L’article 1 se termine par « Les professionnels de santé mettent en œuvre tous les moyens à leur disposition pour satisfaire ce droit ». Les professionnels de santé sont considérés comme les garants de ce nouveau droit. Pour cela, ils peuvent mettre en œuvre « tous les moyens à leur disposition ». Ces moyens doivent-ils être considérés comme les moyens de droit ou les moyens de fait ? Dans la mesure où le périmètre du droit est incertain – dignité et apaisement – comment le médecin pourra-t-il apprécier l’adéquation des moyens employés par rapport à la situation de son patient ?

Ce projet de loi veut rendre les directives anticipées (qui « expriment la volonté de la personne relative à sa fin de vie en ce qui concerne les conditions du refus, de la limitation ou l’arrêt des traitements et actes médicaux ») contraignantes (article 8). Cela signifie que le médecin ne peut refuser ces directives. Il devient alors l’outil de la volonté du patient. On peut noter ici qu’une telle disposition est inspirée par une fausse dialectique, imposée par les partisans de l’euthanasie, et qui consiste à opposer les soignants et les patients. Dans leur logique, le patient est une victime, et le soignant un bourreau, obsédé par l’acharnement thérapeutique.

L’article 5 est clair « Le professionnel de santé a l’obligation de respecter la volonté de la personne ».

Cette proposition de loi est officiellement décriée par les partisans de l’euthanasie et du suicide assisté comme l’ADMD, le jugeant à juste titre profondément hypocrite.
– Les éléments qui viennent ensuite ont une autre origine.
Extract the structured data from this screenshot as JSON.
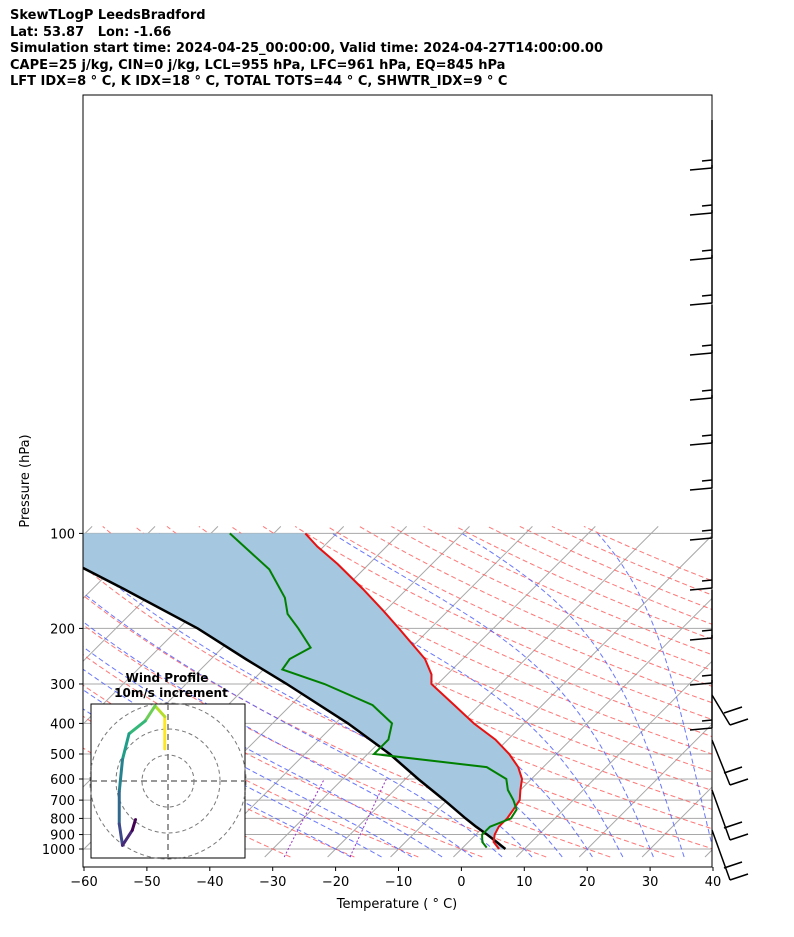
{
  "header": {
    "line1": "SkewTLogP LeedsBradford",
    "line2": "Lat: 53.87   Lon: -1.66",
    "line3": "Simulation start time: 2024-04-25_00:00:00, Valid time: 2024-04-27T14:00:00.00",
    "line4": "CAPE=25 j/kg, CIN=0 j/kg, LCL=955 hPa, LFC=961 hPa, EQ=845 hPa",
    "line5": "LFT IDX=8 ° C, K IDX=18 ° C, TOTAL TOTS=44 ° C, SHWTR_IDX=9 ° C"
  },
  "chart_data": {
    "type": "line",
    "subtype": "skew-t log-p",
    "xlabel": "Temperature ( ° C)",
    "ylabel": "Pressure (hPa)",
    "xlim": [
      -60,
      40
    ],
    "ylim": [
      1050,
      100
    ],
    "y_scale": "log",
    "grid": true,
    "x_ticks": [
      "−60",
      "−50",
      "−40",
      "−30",
      "−20",
      "−10",
      "0",
      "10",
      "20",
      "30",
      "40"
    ],
    "y_ticks": [
      "100",
      "200",
      "300",
      "400",
      "500",
      "600",
      "700",
      "800",
      "900",
      "1000"
    ],
    "colors": {
      "temperature": "#e81010",
      "dewpoint": "#008000",
      "parcel": "#000000",
      "cape_fill": "#a5c7df",
      "dry_adiabat": "#ff5f5f",
      "moist_adiabat": "#4f5fff",
      "mixing_ratio": "#9a30c8",
      "isotherm": "#a8a8a8"
    },
    "series": [
      {
        "role": "temperature",
        "points": [
          [
            1000,
            6.0
          ],
          [
            950,
            4.0
          ],
          [
            900,
            3.0
          ],
          [
            850,
            2.4
          ],
          [
            800,
            2.4
          ],
          [
            750,
            2.0
          ],
          [
            700,
            1.5
          ],
          [
            650,
            0.0
          ],
          [
            600,
            -1.5
          ],
          [
            550,
            -4.0
          ],
          [
            500,
            -7.5
          ],
          [
            450,
            -12.0
          ],
          [
            400,
            -18.0
          ],
          [
            350,
            -24.0
          ],
          [
            300,
            -31.0
          ],
          [
            280,
            -32.5
          ],
          [
            250,
            -36.0
          ],
          [
            200,
            -45.0
          ],
          [
            175,
            -50.5
          ],
          [
            150,
            -57.0
          ],
          [
            125,
            -65.0
          ],
          [
            110,
            -71.0
          ],
          [
            100,
            -75.0
          ]
        ]
      },
      {
        "role": "dewpoint",
        "points": [
          [
            990,
            3.8
          ],
          [
            950,
            2.2
          ],
          [
            900,
            1.0
          ],
          [
            850,
            1.0
          ],
          [
            800,
            3.0
          ],
          [
            750,
            2.5
          ],
          [
            700,
            0.5
          ],
          [
            650,
            -2.0
          ],
          [
            600,
            -4.0
          ],
          [
            550,
            -9.0
          ],
          [
            500,
            -29.0
          ],
          [
            450,
            -29.0
          ],
          [
            400,
            -31.0
          ],
          [
            350,
            -37.0
          ],
          [
            300,
            -48.0
          ],
          [
            270,
            -57.0
          ],
          [
            250,
            -57.5
          ],
          [
            230,
            -56.0
          ],
          [
            200,
            -61.0
          ],
          [
            180,
            -65.0
          ],
          [
            160,
            -68.0
          ],
          [
            130,
            -75.0
          ],
          [
            100,
            -87.0
          ]
        ]
      },
      {
        "role": "parcel",
        "points": [
          [
            1000,
            7.0
          ],
          [
            950,
            4.5
          ],
          [
            900,
            1.8
          ],
          [
            850,
            -1.2
          ],
          [
            800,
            -4.2
          ],
          [
            700,
            -10.5
          ],
          [
            600,
            -18.0
          ],
          [
            500,
            -26.5
          ],
          [
            400,
            -38.0
          ],
          [
            300,
            -54.0
          ],
          [
            250,
            -64.5
          ],
          [
            200,
            -77.0
          ],
          [
            150,
            -95.0
          ],
          [
            100,
            -121.0
          ]
        ]
      }
    ],
    "wind_profile": {
      "title": "Wind Profile",
      "subtitle": "10m/s increment",
      "hodograph": [
        [
          -0.5,
          1.5
        ],
        [
          -0.5,
          3.0
        ],
        [
          -2.0,
          3.5
        ],
        [
          -3.5,
          2.8
        ],
        [
          -6.0,
          2.2
        ],
        [
          -7.0,
          1.0
        ],
        [
          -7.5,
          -0.5
        ],
        [
          -7.5,
          -2.0
        ],
        [
          -7.0,
          -3.0
        ],
        [
          -5.5,
          -2.3
        ],
        [
          -5.0,
          -1.8
        ]
      ]
    }
  }
}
Ce projet vise à légaliser des pratiques euthanasiques qui refusent de dire leur nom. La sédation terminale jusqu’à la mort est une euthanasie déguisée, elle vise délibérément à provoquer la mort. Dès lors les arguments seront prêts pour un basculement à court terme vers une loi autorisant l’euthanasie et le suicide assisté. Ce projet de loi en annonce les prémices. S’il est adopté en l’état, c’est l’euthanasie qui est légalisée.

Pour autant les partisans de l’euthanasie n’ont pas renoncé à agir directement en déposant un amendement, cosigné par 122 députés PS derrière Alain Touraine, pour légaliser le suicide assisté et l’euthanasie.

Les adversaires de l’euthanasie ne déméritent pas, l’Entente parlementaire ayant déposé plus de 1000 amendements.